I run the backtest procedure for playing historical trade data through the MoonBot terminal’s BackTest window several times on the same “bin” file and the same strategy, but I get slightly different results each time, why is that?

: Interface configuration

In scalping, there is no repeatability of the result when running the same market record over and over again!
Just as two identical MoonBot terminals with the same strategies on two different VDS will not trade exactly the same in the real market, so two historical data runs with the same strategy will not give exactly the same result.

A backtest in scalping, and in particular in the MoonBot terminal, is needed not to repeat the result 1 in 1, but to look at the general behavior of strategies using various examples of market situations and adjust them optimally for them.

A detailed explanation of why, with two runs of the same historical trade data, the profit figures and even the number of trades on the same strategy may be different:

Unlike classical candle algorithms, where all the numbers are always clearly defined, and you can count “2+2=4” 10 times and always get the same result of “4” – in scalping, the numbers are random!

The reasons for the randomness are discussed below using the example of two MoonBot terminals that trade one pair simultaneously with the same settings from two different dedicated servers (VDS):

1) Lag of trades. Terminal 1 received trades 10ms later than the other, and placed its order 10ms later, and then the situation began to develop according to a completely different scenario: the first terminal bought and sold to the plus, and the second terminal bought later, DID NOT sell in the same place, and closed the deal on the stop. The more active the market is, the more pronounced this factor is. The most striking example is the “MoonStrike” strategy, where in the same situation one terminal manages to buy and the other does not.

The backtest runs in EMULATION mode and specifically has a built-in random delay factor to emulate this situation.

2) Recalculation of all parameters does not occur continuously due to discreteness. That is, the first terminal has calculated something, the second time it will calculate the new market state after T1. The second terminal makes the same calculation at a slightly different time T2, even 1ms of difference will lead to the fact that a new trade will be included in the calculation and the calculation result for the second terminal will be slightly different. Other calculated figures will lead to different order parameters, or the absence of detection on the second terminal.

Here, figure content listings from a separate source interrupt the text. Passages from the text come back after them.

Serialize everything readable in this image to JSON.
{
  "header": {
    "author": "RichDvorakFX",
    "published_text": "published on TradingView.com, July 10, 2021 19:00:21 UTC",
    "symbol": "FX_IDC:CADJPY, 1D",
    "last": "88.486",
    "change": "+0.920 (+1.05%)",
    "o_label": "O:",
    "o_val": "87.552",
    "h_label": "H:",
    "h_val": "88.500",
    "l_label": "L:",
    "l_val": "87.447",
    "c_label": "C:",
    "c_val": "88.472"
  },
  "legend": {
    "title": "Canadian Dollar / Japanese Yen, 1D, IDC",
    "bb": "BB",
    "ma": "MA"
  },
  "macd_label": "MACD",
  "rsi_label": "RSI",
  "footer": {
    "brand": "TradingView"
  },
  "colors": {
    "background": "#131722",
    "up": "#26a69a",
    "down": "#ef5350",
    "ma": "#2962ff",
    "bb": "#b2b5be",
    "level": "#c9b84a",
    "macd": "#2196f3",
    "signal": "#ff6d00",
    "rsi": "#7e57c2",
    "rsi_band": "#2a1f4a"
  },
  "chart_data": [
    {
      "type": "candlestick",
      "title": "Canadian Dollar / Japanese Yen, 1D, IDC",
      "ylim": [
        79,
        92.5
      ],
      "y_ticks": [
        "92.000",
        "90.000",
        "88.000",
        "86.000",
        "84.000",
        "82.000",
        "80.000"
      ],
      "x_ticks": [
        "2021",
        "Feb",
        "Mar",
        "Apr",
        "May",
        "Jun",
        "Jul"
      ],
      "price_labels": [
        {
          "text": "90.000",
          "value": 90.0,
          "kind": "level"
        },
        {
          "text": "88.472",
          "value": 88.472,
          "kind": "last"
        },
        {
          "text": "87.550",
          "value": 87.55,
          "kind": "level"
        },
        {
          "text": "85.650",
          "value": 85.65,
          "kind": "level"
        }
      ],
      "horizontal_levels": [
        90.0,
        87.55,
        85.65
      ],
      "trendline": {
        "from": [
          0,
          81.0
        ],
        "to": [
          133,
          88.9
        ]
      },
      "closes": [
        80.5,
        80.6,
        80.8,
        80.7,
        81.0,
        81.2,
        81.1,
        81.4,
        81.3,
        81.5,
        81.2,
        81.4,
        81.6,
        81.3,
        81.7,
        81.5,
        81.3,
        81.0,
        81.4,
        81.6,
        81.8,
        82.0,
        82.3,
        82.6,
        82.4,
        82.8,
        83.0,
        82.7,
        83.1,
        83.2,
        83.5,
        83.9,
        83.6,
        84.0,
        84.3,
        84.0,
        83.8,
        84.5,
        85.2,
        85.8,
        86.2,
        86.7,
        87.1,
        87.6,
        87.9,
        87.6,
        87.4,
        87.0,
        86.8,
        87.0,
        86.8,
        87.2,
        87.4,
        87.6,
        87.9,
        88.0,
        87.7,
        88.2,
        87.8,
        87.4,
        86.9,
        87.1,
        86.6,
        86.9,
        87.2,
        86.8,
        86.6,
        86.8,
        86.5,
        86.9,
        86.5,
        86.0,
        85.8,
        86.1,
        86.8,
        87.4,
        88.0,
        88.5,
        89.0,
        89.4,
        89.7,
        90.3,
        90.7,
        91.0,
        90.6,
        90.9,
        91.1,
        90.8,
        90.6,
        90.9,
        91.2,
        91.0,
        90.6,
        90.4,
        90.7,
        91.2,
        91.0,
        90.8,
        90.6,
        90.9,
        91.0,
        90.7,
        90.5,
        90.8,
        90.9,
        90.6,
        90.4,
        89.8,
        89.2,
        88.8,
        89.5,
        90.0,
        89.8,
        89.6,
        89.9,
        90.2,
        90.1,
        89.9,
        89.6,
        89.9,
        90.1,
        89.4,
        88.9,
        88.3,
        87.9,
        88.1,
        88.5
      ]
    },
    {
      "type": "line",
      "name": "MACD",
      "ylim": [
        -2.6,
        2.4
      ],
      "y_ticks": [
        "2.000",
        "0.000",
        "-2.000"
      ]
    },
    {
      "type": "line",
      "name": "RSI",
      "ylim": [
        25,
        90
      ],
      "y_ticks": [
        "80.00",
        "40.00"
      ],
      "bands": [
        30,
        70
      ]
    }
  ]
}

The discreteness factor is also present in the backtest, since the moment of pressing the “Play” button is not synchronized with the cycles of market recalculation.

3) Similar things happen with a Sell order if you use certain Sell order management algorithms, for example: PriceDown (reducing the Sell order in time), SellLevel (adjusting the Sell order to the previous maximum price), SellShot (following the Sell order in the specified value ranges), SellSpread (adjusting the Sell order to the spread prices) and even StopLoss. The operation of reshuffling a Sell order is not instantaneous. Different moments of reshuffling Sell orders can lead to different final closing prices. The backtest has an emulation of the order reshuffle time: a random delay of 10-20 ms, just like on a real exchange.